There are few measurable benefits in having a public sex offender registry like the one launched in Western Australia last week, according to academic studies of similar instruments already operating in the US and the UK. Several research papers (including a NSW Parliament briefing paper from 2009) have found that instead of raising awareness or preventing crime, criminal tracking and databases tend to heighten community anxiety, leading to vigilantism and stereotyping.

One federally-funded study conducted in the US found in 2009 that: “Despite wide community support for these laws, there is little evidence … to support a claim that Megan’s Law is effective in reducing either new first-time sex offenders or sexual re-offenders.”

“Megan’s Law” is the blanket term for laws governing sex-offender registration in the US. National, sex-offender registration began in the US in 1994. The UK has a similar law that was introduced in 2008, covering the whole of England and Wales since 2011. Each law is named for the victims whose deaths became the catalysts for the press and the public to demand the registration of convicted sex offenders. In the UK it’s known as “Sarah’s Law”.

The more benignly named Community Protection Western Australia site that went live last week provides the public with details for dangerous or repeat offenders. It also allows WA residents to search their local area for registered offenders and for parents and guardians to request a check on a specific individual. It did not result from moral panic surrounding one particularly heinous crime. It was simply a law and order promise in the state’s 2008 election campaign.

WA Minister for Police Liza Harvey acknowledges this, stating the state government “believes that it will be a useful community awareness and information tool for WA families”.

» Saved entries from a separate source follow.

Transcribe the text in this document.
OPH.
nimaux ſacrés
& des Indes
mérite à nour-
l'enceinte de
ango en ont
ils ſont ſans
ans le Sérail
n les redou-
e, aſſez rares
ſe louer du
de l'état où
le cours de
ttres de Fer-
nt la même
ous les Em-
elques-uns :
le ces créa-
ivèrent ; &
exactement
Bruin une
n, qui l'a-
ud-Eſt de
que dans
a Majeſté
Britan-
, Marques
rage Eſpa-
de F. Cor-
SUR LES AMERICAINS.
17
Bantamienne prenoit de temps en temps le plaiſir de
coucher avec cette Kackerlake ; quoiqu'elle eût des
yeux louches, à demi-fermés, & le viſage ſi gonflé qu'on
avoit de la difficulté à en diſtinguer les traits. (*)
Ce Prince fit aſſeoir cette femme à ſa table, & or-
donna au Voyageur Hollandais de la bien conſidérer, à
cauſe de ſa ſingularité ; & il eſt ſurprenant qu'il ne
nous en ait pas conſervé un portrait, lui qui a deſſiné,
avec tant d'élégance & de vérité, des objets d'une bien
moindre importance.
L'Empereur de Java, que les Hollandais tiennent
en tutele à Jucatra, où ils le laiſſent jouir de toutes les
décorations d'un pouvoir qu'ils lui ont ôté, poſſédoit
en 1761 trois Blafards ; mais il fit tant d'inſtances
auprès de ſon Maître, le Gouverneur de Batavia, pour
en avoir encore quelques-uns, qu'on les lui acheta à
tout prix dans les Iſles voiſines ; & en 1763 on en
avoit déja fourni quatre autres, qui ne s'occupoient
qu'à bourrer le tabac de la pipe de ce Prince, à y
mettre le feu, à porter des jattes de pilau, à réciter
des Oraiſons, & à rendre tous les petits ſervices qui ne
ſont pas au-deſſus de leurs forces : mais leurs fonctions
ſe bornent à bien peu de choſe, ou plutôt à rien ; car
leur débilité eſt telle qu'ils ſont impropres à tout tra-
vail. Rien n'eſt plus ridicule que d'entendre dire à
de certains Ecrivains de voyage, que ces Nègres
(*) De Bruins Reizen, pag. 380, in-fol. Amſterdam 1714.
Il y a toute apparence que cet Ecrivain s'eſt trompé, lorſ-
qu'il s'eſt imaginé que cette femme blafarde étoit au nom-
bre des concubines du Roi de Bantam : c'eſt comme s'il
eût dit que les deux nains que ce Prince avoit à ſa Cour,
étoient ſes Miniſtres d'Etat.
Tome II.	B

By many accounts the registry and online listing will do little to prevent sexual assaults. The US study showed that 16.1% of sexual assaults were committed by strangers, while 33.6% were committed by acquaintances. Australian statistics show that more than half of all sexual assault victims knew their attacker.

“We are not implying that the register will prevent all child sex crimes,” Harvey said. “We are simply saying that this is one tool that parents and guardians can use to arm themselves with information regarding sex offenders in their neighbourhood or people who have regular, unsupervised contact with their children.”

Kerry Burns, the convener of the Victorian Centres Against Sexual Assault, says while WA lawmakers have the right intentions, registration is misplaced. “It seems to be a system about ‘stranger danger’, where in reality most children are assaulted in the home or by a family member,” Burns said. “This system won’t help to protect them.”

Burns stated that while the safety of children in the community was paramount, past offenders did not need to be vilified. “Sex offenders, once they have completed their time, have a human right to safety,” she said.

US studies found that registration does nothing to stop reoffending. It speculated that registration could lead to more harm than good by raising community anxiety which, on occasion, has lead to acts of vigilantism. The report also highlights one instance of vigilantism in Warren County, NJ, where a father and son bashed an innocent man in his own home, mistaken for a registered offender. Under the WA legislation, acts like this could carry a maximum 10-year prison sentence.

Brett Collins of the Community Justice Coalition said that public registration does not serve a purpose but only diverts police resources. “Police resources will be protecting people with histories against outraged and threatened member[s] of the public.” Collins, who supported convicted p-edophile Dennis Ferguson’s return to the community in 2009, says the register will prevent convicted offenders from rehabilitating in the community. “It will cause exclusion and focus on the one characteristic of the person’s history.”

Labelling and registration of sex offenders can break symptoms of denial that many experience, studies found. But this can likewise lead down a track to recidivism due simply mental association in the mind of the offender that they are a criminal, the research indicates. Collins said this factor only serves to disturb the community as it will “cause exclusion and focus on the one characteristic of the person’s history”.

“We have settled several high profile people without a difficulty,” Collins said, “even though they were under enormous exclusion pressure.”

In the days following the WA “Community Protection” site going live, legislation was introduced into the state’s Parliament to allow GPS tracking of dangerous sex offenders. This received much less attention than the publicly accessible database.